Le créateur plasticien travaille par ailleurs sur des projets pour de l’événementiel, des musées ou des parcs d’attraction. Des commandes pour lesquelles il réalise des œuvres très différentes, telles que des animaux, des personnages de BD, des fruits ou des humains. « J’ai de la chance car toutes ces choses diversifiées m’intéressent. Je suis polyvalent et cela me permet d’avoir pas mal de commandes. Quand je travaille pour un atelier, ils savent que je gère tout : la création, le modelage, la peinture… C’est pour cela que j’arrive à avoir du travail sans avoir à démarcher », estime-t-il.
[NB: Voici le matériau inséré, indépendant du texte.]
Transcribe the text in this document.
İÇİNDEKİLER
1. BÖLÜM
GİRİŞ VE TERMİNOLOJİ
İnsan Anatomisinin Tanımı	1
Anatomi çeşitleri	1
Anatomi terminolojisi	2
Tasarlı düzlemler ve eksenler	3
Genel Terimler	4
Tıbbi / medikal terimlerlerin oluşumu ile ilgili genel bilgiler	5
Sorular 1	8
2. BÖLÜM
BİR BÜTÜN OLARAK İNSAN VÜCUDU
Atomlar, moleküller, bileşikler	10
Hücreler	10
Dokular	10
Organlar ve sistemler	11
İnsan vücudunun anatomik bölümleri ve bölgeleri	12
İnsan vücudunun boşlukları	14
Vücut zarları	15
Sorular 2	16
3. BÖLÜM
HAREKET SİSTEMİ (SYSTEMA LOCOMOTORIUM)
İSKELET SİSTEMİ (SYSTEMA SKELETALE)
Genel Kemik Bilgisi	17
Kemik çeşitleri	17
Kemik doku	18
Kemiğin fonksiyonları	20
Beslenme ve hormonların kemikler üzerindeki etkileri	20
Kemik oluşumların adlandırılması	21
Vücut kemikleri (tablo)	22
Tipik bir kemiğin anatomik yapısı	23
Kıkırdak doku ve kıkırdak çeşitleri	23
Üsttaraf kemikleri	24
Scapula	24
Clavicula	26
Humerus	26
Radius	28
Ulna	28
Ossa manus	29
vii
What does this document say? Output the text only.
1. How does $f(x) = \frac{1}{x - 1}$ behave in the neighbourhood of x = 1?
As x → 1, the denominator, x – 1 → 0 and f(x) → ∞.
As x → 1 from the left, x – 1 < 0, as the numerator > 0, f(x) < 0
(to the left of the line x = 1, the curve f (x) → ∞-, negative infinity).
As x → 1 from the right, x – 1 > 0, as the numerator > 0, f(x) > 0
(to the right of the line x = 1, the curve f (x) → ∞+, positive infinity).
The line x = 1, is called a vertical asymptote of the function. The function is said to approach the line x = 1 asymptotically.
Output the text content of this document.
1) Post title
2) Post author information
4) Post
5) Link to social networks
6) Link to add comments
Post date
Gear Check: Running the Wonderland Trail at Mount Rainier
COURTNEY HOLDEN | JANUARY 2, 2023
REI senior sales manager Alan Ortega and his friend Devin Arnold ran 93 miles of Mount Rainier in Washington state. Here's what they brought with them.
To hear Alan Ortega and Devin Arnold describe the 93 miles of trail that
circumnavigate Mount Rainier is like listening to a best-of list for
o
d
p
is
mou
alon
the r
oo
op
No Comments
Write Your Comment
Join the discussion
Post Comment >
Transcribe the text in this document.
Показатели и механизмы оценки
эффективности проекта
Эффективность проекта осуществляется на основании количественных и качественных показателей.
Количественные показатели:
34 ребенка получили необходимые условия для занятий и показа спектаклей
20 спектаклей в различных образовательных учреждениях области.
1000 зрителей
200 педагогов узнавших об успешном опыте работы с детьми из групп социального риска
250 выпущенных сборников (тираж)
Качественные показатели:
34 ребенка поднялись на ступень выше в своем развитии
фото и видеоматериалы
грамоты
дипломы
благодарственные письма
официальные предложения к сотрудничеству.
Stéphane Barret, Tours, Atelier
Stéphane Barret a créé un crocodile plus vrai que nature.

« J’avais envie de travailler pour moi »

Mais toutes ces commandes ont une conséquence. L’artiste ne peut pas consacrer autant de temps qu’il le souhaiterait à ce qu’il appelle « sa création personnelle », commencée il y a six ans. « J’avais envie de travailler pour moi. Quand j’ai une commande, on m’impose une pose, une expression. Sur mes créations, je suis libre de faire ce que je veux », explique-t-il. Stéphane Barret représente ainsi des corps d’hommes et de femmes nus, tous tatoués et portant d’impressionnantes coiffes « à la limite de l’équilibre, avec différentes couleurs, textures, matières ».

Stéphane Barret, Tours, Atelier
Une partie des créations personnelles de Stéphane Barret.

S’il reconnaît qu’il ne peut pas vivre de ses créations pour le moment, il aimerait pouvoir les exposer, les vendre et ainsi lever le pied sur la partie professionnelle. Il s’est ainsi lancé dans un nouveau projet : concevoir une immense tête qu’il veut « dérangeante », avec des piercings, des tatouages. « J’ai envie d’interpeller avec cette pièce. J’ai déjà toutes les petites pièces nécessaires. Je pense qu’il me manque la grosse pièce qui me permettra d’entrer dans les milieux plus fermés, justement grâce à cette immensité. » Mais, comme il le répète à plusieurs reprises, le sculpteur manque de temps. Et, de manière contradictoire, il ne parvient pas à refuser des commandes, par peur du lendemain. « Dans ce domaine, on ne sait jamais de quoi demain sera fait. Inconsciemment, je suis toujours en train de me dire, est-ce que j’aurais du boulot dans trois mois ? Mais je n’ai pas de réponse. Il est donc difficile pour moi de dire que je ne prends pas un chantier pour travailler sur ma création personnelle », regrette-t-il.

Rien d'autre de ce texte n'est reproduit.